Snyder has previously undergone multi-omic profiling, which uncovered genetic variants that predisposed him to developing type 2 diabetes, which was then diagnosed.

The researchers collected blood samples from Snyder 57 times during a 36-month period and extracted both DNA and RNA from peripheral blood mononuclear cells for analysis. Within this timespan, Snyder developed six viral infections and experienced two periods with elevated fasting glucose levels and glycated hemoglobin A1c levels that reached diabetic levels.

He and his colleagues performed RNA-seq on samples from all the time points and MethylC-seq on samples from 28 time points. In general, the researchers noted a high correlation among DNA methylation patterns from the various time points, which they noted was expected as all the samples came from the same person. Still, it suggested the methylome was was largely stable over time.

They found, though, that his methylome and transcriptome had distinct dynamics that related to different physiological conditions.

The researchers unearthed genomic regions that were differentially methylated between adjacent time points. Most of these methylation differences occurred at time points corresponding to when Snyder experienced changes to his blood glucose levels. When they focused in on those events, they noted that the highest number of differentially methylated regions arose between 80 days and 90 days prior to when the actual change in glucose occurred.

"So because it's occurring a little bit before, it's a sign that the methyl changes might actually be somewhat responsible for, or contribute to the dysregulation of glucose," Snyder said.

The researchers also examined differences in methylation at gene promoters at adjacent time points and also linked these differences to blood glucose changes, noting that the genes whose promoters experienced the most change were enriched for involvement in glucose and diabetes-related pathways.

When they examined differences in transcription between time points, however, the researchers found that genes whose expression changed were enriched for involvement in immunological processes. They noted some differences linked to glucose-related genes, though to a lesser extent.

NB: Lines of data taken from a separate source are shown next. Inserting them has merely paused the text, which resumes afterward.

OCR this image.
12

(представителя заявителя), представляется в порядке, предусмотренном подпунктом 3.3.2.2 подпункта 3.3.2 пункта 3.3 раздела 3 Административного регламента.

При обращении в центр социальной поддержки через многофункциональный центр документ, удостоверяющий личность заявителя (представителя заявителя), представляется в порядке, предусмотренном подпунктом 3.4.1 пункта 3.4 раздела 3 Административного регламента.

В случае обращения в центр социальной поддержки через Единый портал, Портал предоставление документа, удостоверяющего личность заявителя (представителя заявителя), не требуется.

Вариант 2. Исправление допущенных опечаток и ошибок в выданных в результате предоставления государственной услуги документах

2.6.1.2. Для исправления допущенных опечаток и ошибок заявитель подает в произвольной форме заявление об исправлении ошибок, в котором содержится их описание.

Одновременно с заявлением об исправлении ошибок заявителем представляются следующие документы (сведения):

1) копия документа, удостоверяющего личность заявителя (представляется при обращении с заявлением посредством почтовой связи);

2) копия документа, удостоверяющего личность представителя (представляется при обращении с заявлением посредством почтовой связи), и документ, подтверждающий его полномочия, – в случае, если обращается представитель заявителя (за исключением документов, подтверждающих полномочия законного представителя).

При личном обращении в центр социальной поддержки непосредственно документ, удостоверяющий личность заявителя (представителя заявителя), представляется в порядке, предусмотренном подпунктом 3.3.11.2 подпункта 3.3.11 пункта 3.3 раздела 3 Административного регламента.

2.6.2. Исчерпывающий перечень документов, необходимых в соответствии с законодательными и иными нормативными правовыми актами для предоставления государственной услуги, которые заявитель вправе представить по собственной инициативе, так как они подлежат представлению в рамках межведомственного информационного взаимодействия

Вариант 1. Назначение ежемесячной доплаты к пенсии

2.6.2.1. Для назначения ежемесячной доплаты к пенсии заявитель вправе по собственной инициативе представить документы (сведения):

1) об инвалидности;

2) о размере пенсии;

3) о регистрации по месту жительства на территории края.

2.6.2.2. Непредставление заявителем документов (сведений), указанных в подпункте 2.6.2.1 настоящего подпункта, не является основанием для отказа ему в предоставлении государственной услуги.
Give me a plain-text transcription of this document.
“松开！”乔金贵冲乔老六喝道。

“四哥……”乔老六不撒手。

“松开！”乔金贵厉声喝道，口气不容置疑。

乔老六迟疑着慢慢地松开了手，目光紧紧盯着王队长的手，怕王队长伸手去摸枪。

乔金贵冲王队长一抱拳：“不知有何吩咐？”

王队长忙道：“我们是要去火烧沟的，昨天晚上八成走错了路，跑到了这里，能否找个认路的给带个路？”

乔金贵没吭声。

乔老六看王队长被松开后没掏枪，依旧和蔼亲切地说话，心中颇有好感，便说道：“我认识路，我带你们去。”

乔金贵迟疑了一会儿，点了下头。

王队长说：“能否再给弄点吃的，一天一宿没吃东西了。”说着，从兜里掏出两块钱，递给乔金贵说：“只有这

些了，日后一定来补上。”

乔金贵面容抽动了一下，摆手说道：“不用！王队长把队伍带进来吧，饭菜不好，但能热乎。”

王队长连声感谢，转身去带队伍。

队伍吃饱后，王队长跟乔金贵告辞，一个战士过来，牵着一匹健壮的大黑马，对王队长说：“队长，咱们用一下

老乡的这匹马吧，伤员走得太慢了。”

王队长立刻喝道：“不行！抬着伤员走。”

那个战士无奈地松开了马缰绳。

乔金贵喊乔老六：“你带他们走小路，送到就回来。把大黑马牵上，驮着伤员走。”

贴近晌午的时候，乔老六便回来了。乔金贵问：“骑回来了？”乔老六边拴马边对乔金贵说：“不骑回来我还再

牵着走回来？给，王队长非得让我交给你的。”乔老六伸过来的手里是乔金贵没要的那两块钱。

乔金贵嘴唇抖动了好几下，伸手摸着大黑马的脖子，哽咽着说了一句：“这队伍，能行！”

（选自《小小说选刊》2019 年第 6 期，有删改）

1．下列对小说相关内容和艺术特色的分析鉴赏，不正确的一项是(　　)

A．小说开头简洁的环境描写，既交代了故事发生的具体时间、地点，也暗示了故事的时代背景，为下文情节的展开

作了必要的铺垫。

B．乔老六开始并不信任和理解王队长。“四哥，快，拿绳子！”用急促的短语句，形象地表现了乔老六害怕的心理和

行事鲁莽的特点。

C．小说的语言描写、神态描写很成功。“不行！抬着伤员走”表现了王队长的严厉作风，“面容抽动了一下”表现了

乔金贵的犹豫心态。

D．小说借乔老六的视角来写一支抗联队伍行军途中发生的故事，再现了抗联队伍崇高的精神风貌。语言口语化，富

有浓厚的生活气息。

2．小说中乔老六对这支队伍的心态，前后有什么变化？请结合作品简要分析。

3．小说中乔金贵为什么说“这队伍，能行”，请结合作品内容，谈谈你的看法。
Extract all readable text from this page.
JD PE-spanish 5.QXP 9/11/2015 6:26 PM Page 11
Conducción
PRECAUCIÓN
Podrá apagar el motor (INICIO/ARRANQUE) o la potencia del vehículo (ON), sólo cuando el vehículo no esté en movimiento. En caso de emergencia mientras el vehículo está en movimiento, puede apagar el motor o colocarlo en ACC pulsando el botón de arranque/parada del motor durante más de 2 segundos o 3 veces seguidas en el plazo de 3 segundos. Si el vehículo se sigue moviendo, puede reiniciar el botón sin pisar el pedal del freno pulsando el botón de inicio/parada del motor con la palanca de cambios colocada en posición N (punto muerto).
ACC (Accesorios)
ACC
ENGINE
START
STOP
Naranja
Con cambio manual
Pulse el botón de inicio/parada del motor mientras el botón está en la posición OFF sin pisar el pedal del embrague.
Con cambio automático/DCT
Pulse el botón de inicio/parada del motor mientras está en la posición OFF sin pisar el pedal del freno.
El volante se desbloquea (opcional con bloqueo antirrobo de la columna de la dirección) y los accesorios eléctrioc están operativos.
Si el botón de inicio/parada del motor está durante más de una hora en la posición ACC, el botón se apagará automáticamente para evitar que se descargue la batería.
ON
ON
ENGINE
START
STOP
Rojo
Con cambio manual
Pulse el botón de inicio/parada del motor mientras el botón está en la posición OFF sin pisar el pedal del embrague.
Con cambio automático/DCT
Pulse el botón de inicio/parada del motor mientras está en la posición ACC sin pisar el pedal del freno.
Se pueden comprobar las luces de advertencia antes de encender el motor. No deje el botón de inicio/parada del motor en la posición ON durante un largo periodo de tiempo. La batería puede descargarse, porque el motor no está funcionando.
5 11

The researchers found that these transcription changes were instead linked to the viral infections Snyder experienced. For instance, as compared to healthy time points, 116 genes were differentially expressed during his two adenovirus infections, including 56 genes whose expression changed at specific time points during viral infection.

This difference in pattern suggested to the researchers that short-term, acute changes might be reflected in transcriptional changes, while chronic ones might be captured by the methylome.

These findings also indicated to them that personal omic profiling could help monitor disease. Further, as methylation changes cropped up in Snyder before any clinical symptoms did, he and his colleagues posited that such profiling could lead to early disease detection or even prevention.

To gauge the generalizability of their findings — as this study relied on a single individual — Snyder and his colleagues are now analyzing data collected from 100 people in a similar study.